Un gruppo di scienziati collegati al National Nanotechnology Laboratory, situato a Campinas, nello stato di San Paolo, ha condotto uno studio in cui un piccolo pesce della specie Danio rerio, popolarmente noto come paulistinha o pesce zebra, è stato usato per la prima volta per testare un tipo nanoparticelle, che possono essere applicate nella diagnosi e nel trattamento di malattie, come ad esempio il cancro.
Gli scienziati di questo studio hanno introdotto la nanoparticella nell'acqua in cui vive il pesce zebra e quindi hanno analizzato i risultati, osservando come tale sostanza influisce sul funzionamento del corpo del pesce. Quindi, è stato osservato che queste nanoparticelle non sono tossiche, in quanto sono state in grado di interagire all'interno del corpo del pesce senza causare alcun danno, questo significa che questa sostanza è compatibile con un organismo vivente e che in futuro potrà essere applicata nell'uomo.

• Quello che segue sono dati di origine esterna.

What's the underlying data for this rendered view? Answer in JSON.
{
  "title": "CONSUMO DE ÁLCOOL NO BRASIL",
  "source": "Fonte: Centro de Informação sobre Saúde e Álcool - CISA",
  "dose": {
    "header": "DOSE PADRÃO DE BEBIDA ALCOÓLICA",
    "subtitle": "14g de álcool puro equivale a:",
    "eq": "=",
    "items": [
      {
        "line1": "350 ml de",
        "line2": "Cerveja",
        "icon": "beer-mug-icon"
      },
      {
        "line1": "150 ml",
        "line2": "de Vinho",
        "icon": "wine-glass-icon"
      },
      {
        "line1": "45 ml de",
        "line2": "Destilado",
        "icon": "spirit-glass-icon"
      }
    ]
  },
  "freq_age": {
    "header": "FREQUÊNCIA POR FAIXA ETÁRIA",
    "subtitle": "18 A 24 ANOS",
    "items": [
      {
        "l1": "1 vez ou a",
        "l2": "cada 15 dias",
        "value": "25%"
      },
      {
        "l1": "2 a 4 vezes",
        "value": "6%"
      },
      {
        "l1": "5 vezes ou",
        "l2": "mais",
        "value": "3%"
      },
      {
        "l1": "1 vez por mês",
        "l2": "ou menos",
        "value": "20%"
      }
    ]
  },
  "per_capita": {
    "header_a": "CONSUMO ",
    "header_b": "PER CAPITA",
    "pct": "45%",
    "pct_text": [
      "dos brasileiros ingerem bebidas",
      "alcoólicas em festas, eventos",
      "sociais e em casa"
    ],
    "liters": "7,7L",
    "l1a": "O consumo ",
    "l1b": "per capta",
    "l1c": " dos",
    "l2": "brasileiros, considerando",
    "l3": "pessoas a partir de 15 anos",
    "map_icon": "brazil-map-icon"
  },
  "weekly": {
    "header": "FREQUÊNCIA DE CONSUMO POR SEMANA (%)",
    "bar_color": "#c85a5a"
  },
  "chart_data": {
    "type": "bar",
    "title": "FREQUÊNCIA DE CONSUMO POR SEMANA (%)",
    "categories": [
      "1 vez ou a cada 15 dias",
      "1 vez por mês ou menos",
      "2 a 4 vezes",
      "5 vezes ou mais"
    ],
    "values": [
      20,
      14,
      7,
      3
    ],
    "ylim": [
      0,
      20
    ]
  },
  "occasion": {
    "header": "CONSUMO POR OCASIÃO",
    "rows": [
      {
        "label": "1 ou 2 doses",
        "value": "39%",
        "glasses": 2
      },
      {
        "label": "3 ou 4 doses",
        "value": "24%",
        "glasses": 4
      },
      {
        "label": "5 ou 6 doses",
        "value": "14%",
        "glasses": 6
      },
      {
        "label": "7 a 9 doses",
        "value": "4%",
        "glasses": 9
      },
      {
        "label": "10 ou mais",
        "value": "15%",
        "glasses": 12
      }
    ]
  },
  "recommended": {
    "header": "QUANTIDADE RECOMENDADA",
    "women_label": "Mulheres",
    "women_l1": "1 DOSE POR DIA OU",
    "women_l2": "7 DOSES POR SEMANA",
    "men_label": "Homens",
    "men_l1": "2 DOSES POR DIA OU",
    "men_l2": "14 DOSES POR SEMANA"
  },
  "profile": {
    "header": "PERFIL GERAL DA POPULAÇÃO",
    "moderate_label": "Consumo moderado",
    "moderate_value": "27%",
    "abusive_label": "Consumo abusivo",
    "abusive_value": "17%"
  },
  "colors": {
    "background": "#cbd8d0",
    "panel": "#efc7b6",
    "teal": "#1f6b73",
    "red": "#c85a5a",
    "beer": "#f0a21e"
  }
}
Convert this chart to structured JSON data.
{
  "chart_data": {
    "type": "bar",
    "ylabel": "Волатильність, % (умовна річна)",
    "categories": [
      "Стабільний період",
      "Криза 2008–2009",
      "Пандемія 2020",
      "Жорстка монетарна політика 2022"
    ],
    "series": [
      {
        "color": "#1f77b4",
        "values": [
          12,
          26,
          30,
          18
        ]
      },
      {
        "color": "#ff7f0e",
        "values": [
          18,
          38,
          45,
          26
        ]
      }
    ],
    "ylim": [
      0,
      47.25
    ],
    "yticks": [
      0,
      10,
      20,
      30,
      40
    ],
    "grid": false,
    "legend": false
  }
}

Come è stato fatto lo studio
Gli scienziati responsabili dello studio hanno posizionato un tipo di nanoparticella, composta da ossido di ferro e altri elementi chimici, nell'acqua in cui vive una specie di pesce, nota come pesce zebra, con caratteristiche genetiche molto simili a quelle riscontrate nell'uomo. Questa specie di pesce ha una membrana trasparente e ha un breve ciclo di riproduzione, che ha facilitato l'analisi degli effetti delle nanoparticelle magnetiche e fotoluminescenti, cioè che emettono una radiazione luminosa, nell'organismo di questi animali.
Per analizzare se la nanoparticella fosse tossica per i pesci, gli scienziati hanno esplorato la biodistribuzione di questa sostanza, usando immagini di un tipo molto specifico di raggi X effettuate presso il National Synchrotron Light Laboratory e attraverso la mappatura chimica delle nanoparticelle hanno verificato che non vi erano danni al pesce zebra.. In questo modo, le nanoparticelle non causano malformazioni, gonfiori o problemi che si dimostrano efficaci nell'organismo di questi pesci, così come possono essere efficienti nell'organismo umano.
Cosa ha scoperto la ricerca
Oltre a dimostrare che le nanoparticelle non sono tossiche, i risultati della ricerca hanno rivelato che l'assorbimento delle nanoparticelle si è verificato principalmente attraverso l'esposizione orale e non attraverso la pelle, il che potrebbe essere un percorso promettente per la futura applicazione delle nanoparticelle per la somministrazione orale nell'uomo. nanoparticelle umane, in particolare, con proprietà ottiche e magnetiche, che possono essere utilizzate nella diagnosi, screening, marcatura e trattamento del cancro.
Inoltre, queste sostanze possono anche essere utilizzate per una varietà di situazioni, come il miglioramento dell'ambiente, la separazione delle sostanze inquinanti presenti nell'aria, la riduzione del numero di casi di malattie respiratorie e alcuni tipi di cancro.
Quale prossimo passo
Gli scienziati che hanno condotto questo studio sperano che la prossima ricerca avrà risultati più avanzati, poiché stanno pianificando di utilizzare strumenti più moderni per analizzare gli effetti delle nanoparticelle sui pesci, attraverso l'uso di Sirius, un laboratorio che cattura la luce specifica delle nanoparticelle. Con questo nuovo laboratorio, l'aspettativa è che gli esperimenti possano essere eseguiti in meno tempo, con maggiore qualità e quantità di risposte.